What Netanyahu should ask Paraguay's president

Prime Minister Benjamin Netanyahu should ask Cartes why Hezbollah financiers still freely operate in Paraguay.

Horacio Cartes (photo credit: ANDREA COMAS/REUTERS)
Horacio Cartes
(photo credit: ANDREA COMAS/REUTERS)
Israel needs all the friends it can get to fight delegitimization in international forums. Paraguay is one of them – thanks to the leadership of its president, Horacio Cartes, who today begins a two-day visit to the Jewish state. Since 2013, when Cartes took office, Paraguay has been taking a less biased stance toward Israel in international bodies, and for that deserves recognition. That should not, however, come at the price of ignoring the country’s permissive attitude toward Hezbollah.
Paraguay, the home of a large Shi’ite Lebanese diaspora, remains a haven for Hezbollah’s illicit finance and a major center of its economic activity.
The tri-border region, or TBA, where Argentina, Brazil and Paraguay meet has traditionally been Hezbollah’s hub of activities in Latin America. But in recent years the group’s activities have extended to virtually the entire length of the Paraguay-Brazil border, a frontier so lawless and porous it is almost non-existent. The entire frontier is rife with smuggling and counterfeit goods.
Cooperation is also growing between terrorist groups and narco-traffickers, who use Paraguay as a transit point for drugs on their way to Western markets.
The US Treasury has repeatedly sought to address this threat by targeting Hezbollah’s financiers and companies in the region, but any success will be limited without full support from local authorities.
Hezbollah presence in Paraguay is well documented. US interest in the TBA began at the end of the 1990s and culminated, in 2006, with US Treasury designating nine individuals and two corporate entities: the Galeria Pagé shopping center and Casa Hamze, a business inside it owned by the US-sanctioned Hamzi Ahmad Barakat. Galeria Pagé is still there – it has been renamed Galeria Uniamerica, although street currency-traders serving its shops still wear its distinctive turquoise T-shirts. According to local officials, Mohammad Tarabain Chamas, the center’s US-sanctioned manager, is still running it. As for Barakat, he continued his business activities until he was arrested in Brazil in 2013, not for terrorism financing but on fraud charges. That arrest suggests the 2006 terrorist designation cut him off from the US financial system, but still allowed him to continue to operate his businesses from Paraguay with impunity. It took a set of financial crimes in Brazil for authorities to take action against him.
Barakat and Tarabain are not the only ones to have sought sanctuary in the lax environment of the Paraguay-Brazil border areas. The Treasury has described Sobhi Mahmoud Fayad as a senior Hezbollah official in the TBA who served as a liaison between the Iranian embassy and “Hezbollah community” there. Fayad was also sanctioned in 2006 for engaging in financial activities involving illicit drugs and counterfeit dollars. Still, a decade later, he freely comes and goes between Paraguay and Lebanon.

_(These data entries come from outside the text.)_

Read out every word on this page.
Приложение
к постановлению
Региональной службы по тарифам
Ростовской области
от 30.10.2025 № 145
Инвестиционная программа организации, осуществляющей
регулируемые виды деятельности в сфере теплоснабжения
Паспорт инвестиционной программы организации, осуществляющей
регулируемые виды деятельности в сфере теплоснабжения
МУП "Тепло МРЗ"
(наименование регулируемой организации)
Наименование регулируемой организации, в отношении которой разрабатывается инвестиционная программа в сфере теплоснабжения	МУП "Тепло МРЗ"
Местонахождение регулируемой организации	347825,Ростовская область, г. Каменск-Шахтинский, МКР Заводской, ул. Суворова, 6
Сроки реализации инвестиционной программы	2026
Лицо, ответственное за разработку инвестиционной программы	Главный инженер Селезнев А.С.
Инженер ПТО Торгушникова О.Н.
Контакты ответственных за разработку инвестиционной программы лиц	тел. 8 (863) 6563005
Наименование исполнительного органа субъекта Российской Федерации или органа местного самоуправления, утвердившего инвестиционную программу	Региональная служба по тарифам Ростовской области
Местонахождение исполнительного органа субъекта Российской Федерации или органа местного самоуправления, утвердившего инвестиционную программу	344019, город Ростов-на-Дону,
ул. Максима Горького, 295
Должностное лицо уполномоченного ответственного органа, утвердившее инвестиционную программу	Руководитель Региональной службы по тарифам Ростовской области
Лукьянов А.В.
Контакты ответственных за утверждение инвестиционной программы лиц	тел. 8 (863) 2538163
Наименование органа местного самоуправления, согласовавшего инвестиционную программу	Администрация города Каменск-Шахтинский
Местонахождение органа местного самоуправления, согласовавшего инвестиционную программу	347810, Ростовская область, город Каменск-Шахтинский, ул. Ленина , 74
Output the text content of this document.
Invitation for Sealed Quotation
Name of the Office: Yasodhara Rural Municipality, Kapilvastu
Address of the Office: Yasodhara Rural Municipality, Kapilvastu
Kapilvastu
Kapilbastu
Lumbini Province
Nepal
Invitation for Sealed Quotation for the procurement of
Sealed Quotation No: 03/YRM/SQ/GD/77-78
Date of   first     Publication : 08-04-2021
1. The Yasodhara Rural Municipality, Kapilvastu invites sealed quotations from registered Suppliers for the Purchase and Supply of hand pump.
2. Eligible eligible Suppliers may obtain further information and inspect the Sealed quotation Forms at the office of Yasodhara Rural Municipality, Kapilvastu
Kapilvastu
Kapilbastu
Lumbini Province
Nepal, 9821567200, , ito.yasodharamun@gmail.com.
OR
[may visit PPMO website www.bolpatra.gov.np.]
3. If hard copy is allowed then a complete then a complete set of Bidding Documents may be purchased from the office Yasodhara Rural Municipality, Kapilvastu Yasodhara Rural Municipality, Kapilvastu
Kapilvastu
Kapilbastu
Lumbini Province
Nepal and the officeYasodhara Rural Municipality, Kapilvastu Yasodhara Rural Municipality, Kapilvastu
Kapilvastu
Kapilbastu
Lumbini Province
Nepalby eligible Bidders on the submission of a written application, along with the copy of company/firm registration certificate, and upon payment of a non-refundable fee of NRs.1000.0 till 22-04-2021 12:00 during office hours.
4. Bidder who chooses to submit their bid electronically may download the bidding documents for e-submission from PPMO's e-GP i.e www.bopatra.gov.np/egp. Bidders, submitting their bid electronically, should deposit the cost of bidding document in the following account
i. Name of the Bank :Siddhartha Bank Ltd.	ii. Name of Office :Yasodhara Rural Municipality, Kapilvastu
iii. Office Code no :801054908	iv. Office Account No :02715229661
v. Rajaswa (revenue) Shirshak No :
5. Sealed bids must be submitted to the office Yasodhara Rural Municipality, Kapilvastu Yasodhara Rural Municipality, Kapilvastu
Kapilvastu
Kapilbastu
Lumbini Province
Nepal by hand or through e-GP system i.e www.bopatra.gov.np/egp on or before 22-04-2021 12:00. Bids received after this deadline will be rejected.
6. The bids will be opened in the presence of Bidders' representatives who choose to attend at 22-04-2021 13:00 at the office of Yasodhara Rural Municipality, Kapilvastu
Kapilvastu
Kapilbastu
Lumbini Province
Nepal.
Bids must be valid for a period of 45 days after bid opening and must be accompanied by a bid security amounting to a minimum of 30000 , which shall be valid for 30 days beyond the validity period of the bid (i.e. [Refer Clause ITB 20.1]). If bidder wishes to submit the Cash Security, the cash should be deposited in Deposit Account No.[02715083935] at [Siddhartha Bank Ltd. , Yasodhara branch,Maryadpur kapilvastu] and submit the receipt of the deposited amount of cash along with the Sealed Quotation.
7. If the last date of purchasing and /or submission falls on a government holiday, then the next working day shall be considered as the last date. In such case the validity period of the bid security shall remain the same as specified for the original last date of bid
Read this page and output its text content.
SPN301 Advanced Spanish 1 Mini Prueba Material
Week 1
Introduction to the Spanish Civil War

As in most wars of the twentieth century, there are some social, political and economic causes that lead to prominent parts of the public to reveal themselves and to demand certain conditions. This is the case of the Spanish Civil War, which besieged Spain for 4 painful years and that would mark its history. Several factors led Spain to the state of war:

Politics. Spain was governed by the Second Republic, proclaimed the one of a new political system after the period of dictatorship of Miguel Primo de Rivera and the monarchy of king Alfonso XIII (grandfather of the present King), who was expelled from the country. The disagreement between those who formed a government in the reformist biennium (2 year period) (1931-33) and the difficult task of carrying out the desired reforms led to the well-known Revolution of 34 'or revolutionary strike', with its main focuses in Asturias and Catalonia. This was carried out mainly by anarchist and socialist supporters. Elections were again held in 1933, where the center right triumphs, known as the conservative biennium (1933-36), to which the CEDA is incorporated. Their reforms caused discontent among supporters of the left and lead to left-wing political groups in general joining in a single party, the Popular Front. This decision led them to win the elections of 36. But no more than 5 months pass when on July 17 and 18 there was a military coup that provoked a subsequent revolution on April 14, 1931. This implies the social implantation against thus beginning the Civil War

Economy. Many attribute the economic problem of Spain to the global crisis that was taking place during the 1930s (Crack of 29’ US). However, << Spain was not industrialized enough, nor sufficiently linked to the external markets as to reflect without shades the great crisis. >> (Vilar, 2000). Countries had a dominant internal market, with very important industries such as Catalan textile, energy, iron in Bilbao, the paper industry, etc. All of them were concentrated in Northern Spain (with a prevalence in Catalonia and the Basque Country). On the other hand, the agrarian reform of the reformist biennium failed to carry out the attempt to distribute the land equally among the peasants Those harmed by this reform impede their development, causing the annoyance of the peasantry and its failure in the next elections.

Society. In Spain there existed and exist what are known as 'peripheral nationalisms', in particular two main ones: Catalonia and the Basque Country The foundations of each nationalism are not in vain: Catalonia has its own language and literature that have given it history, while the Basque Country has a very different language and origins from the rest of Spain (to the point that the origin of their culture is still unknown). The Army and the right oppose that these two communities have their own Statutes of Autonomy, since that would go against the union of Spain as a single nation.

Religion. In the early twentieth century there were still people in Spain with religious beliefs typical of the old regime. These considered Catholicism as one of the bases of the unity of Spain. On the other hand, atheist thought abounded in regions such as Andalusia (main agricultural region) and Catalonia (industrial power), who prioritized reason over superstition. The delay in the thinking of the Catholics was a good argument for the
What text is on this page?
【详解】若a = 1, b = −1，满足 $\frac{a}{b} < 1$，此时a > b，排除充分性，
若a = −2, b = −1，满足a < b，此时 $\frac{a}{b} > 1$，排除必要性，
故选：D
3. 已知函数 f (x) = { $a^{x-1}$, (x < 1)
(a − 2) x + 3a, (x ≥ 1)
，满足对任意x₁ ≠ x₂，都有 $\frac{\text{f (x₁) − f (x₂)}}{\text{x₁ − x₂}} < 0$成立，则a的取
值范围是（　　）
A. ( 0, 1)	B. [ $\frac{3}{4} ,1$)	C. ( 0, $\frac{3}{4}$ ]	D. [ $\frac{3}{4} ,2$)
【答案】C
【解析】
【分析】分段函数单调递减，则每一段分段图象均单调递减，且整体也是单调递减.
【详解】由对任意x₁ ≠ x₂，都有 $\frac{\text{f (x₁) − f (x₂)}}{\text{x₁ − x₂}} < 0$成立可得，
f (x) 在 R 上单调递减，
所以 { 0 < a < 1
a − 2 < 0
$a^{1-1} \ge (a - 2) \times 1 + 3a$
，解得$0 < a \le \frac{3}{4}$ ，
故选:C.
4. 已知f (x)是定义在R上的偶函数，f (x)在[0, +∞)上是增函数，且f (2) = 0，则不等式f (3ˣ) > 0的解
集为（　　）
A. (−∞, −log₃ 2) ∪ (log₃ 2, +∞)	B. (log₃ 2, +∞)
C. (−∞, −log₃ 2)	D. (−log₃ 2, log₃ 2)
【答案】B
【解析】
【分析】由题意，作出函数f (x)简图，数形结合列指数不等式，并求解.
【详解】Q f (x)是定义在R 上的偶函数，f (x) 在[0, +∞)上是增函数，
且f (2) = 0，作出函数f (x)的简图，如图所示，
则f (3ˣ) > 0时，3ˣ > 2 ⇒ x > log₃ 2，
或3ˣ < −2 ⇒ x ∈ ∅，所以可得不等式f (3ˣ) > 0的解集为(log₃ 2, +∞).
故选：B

Prime Minister Benjamin Netanyahu should ask Cartes why Hezbollah financiers still freely operate in Paraguay.
Its parliament, after all, has passed a terrorism finance law which empowers its authorities to prosecute Hezbollah’s financial activities in the TBA.
The government must now enforce it, particularly given Hezbollah’s growing reliance on trade in the TBA to launder drug revenues on behalf of narco-traffickers.
Less than two months ago, Brazilian drug baron and fugitive Jorge Rafaat Toumani was gunned down by a commando in the center of a violent Paraguayan border town. The gun battle involved dozens of fighters using anti-aircraft guns to assassinate the fugitive in his armored car. Toumani’s assassination has been attributed to ongoing turf wars between rival drug cartels in Eastern Paraguay. Less known is that Toumani is believed to have had close associations with local members of the Lebanese merchant community, whose mosque in the nearby Brazilian town of Ponta Pora is a hub of Hezbollah activity and whose members have established links with Iran’s regime.
For Paraguay, fighting the connection between terrorism and organized crime should be a matter of national security. Its interests coincide with Israel’s desire to see Hezbollah’s illicit finance cut off completely. Yet Hezbollah’s activities in the country continue undisturbed, thanks in no small measure to the corruption and collusion of local officials and politicians.
Given the growing prospects for a future military showdown between Israel and Hezbollah, Jerusalem should ask Paraguay to be more proactive against Hezbollah’s activities in its own backyard.
The author is a Senior Fellow at the Foundation for Defense of Democracies.